Table.FuzzyNestedJoin Really Slow When Working with Excel Data RRS feed

  • Question

  • Hello Microsoft Technet,

    I'm hoping someone can assist me with an issue that I have been having. I have been ENTHUSIASTIC about the implementation of Table.FuzzyNestedJoin in Power Query for Excel as it has allowed us to overcome several efficiency issues with merging tables.

    One issue that I seem to be encountering, however, is using fuzzy with Excel-based datasets. For example, I can provide two workbooks that simulate a process that I would much prefer to use fuzzy rather than an exact join. One uses Table.NestedJoin and loads an exception list against data from two Excel tables near-instantly. However, the other workbook replaces the join code with Table.FuzzyNestedJoin and moves excruciatingly slow on a comparatively tiny dataset (117k - less than 2000 rows x 8 columns for both tables).

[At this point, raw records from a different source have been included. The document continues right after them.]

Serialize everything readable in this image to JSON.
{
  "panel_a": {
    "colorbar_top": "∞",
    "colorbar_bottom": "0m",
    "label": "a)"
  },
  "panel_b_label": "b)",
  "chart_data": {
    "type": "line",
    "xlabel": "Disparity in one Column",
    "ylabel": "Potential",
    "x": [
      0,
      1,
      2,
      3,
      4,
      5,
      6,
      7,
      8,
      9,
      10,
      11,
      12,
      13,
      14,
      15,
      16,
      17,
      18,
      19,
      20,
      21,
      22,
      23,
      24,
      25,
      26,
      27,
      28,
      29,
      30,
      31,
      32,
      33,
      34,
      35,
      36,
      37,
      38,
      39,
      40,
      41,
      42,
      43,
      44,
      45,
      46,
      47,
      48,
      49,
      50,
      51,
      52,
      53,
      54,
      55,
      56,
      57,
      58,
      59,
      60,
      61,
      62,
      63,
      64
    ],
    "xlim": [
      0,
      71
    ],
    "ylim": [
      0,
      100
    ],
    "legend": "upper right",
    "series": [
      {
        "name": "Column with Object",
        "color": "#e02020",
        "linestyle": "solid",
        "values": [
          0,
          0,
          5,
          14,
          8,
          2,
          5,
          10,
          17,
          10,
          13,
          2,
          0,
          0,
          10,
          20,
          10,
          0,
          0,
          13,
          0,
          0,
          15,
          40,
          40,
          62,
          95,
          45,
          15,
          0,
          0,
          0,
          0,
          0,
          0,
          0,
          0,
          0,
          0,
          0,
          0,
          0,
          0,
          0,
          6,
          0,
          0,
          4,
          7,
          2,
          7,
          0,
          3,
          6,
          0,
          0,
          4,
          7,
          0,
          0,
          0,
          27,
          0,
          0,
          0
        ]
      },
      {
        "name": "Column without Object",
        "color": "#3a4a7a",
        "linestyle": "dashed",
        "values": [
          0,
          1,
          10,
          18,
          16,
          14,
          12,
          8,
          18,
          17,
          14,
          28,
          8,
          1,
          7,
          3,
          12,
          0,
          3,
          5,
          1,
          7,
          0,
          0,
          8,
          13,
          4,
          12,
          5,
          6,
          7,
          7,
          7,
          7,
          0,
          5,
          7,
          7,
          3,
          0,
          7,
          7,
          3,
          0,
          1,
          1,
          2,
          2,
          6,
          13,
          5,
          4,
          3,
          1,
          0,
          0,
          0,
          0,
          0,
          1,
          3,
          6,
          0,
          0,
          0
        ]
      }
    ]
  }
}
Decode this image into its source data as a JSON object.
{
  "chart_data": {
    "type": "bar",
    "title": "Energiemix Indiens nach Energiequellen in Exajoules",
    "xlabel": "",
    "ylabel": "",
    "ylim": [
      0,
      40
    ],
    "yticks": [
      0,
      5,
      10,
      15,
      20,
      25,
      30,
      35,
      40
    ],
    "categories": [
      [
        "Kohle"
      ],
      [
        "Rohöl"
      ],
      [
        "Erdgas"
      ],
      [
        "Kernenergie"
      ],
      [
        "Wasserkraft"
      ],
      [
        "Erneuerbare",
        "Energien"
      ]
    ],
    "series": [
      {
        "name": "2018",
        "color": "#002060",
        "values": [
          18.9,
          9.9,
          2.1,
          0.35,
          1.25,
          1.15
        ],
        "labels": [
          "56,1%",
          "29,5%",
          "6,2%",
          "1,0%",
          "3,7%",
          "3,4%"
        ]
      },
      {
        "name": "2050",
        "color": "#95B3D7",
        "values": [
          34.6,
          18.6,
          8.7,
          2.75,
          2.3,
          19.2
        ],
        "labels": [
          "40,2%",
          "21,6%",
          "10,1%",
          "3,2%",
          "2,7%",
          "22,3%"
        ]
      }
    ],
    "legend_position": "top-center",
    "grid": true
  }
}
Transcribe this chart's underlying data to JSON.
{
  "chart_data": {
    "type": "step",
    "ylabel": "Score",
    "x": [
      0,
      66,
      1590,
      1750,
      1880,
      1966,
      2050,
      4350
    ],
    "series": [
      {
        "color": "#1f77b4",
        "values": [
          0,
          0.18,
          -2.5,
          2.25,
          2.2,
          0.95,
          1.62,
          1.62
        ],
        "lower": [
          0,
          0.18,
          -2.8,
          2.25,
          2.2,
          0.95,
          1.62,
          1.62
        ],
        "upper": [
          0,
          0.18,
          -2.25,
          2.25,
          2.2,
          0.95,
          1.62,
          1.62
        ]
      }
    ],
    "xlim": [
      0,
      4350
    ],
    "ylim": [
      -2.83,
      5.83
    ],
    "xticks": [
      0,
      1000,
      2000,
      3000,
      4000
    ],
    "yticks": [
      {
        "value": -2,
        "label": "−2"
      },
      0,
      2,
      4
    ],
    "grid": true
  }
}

    Additionally, it appears to be bugging with some internal functionalities of Excel as, even after the refresh is complete, Excel will continue to eat 50+% of my CPU for up to two minutes after the process - in some cases, the application crashes if I try to do things like copy-paste during this time. I am using the latest version of Office 365 (64 bit - ver 1907), both on a Lenovo Thinkpad i5 Windows 7 machine (work) and on my Windows 10 i7 Surface Pro 4 - both experiencing similar behaviors.

    I have tried removing formulas from the workbook, using named ranges instead of tables, tried using the same basic code in an external workbook (replacing source with Excel.Workbook rather than Excel.CurrentWorkbook), and using Table.Buffer across several points in my code, with no avail. 

    As a test, I ran some similar code against over 40,000 rows x 9 columns from an Access Database and left outer joined (using fuzzy) a SharePoint list - no performance issues. 

    I'm really hoping someone can help me out here. I'm hoping its just a best practices issue that I'm not following. Please let me know if I can clarify any details.

    • Edited by Auburn_Eagle05780 Saturday, August 17, 2019 7:58 AM redundant info in body
    Saturday, August 17, 2019 7:53 AM


  • Hi,

    I tried to reproduce this issue, but the application seems to work fine on my machine. To identify the issue, can you help us by running fuzzy nested join on tables of other sizes?

    1) A table with 2000 rows but fewer columns (maybe once with 2 columns and another time with 5 columns)

    2) A table with 8 columns but fewer rows (maybe with the number of rows = 100, 500, 1000 and 1500)

    Does fuzzy nested join work smoothly on smaller tables? I don't seem to be running into an issue on a system with 32GB RAM, 3.60GHz processor running Excel on Windows 10.

    Thursday, October 17, 2019 6:18 PM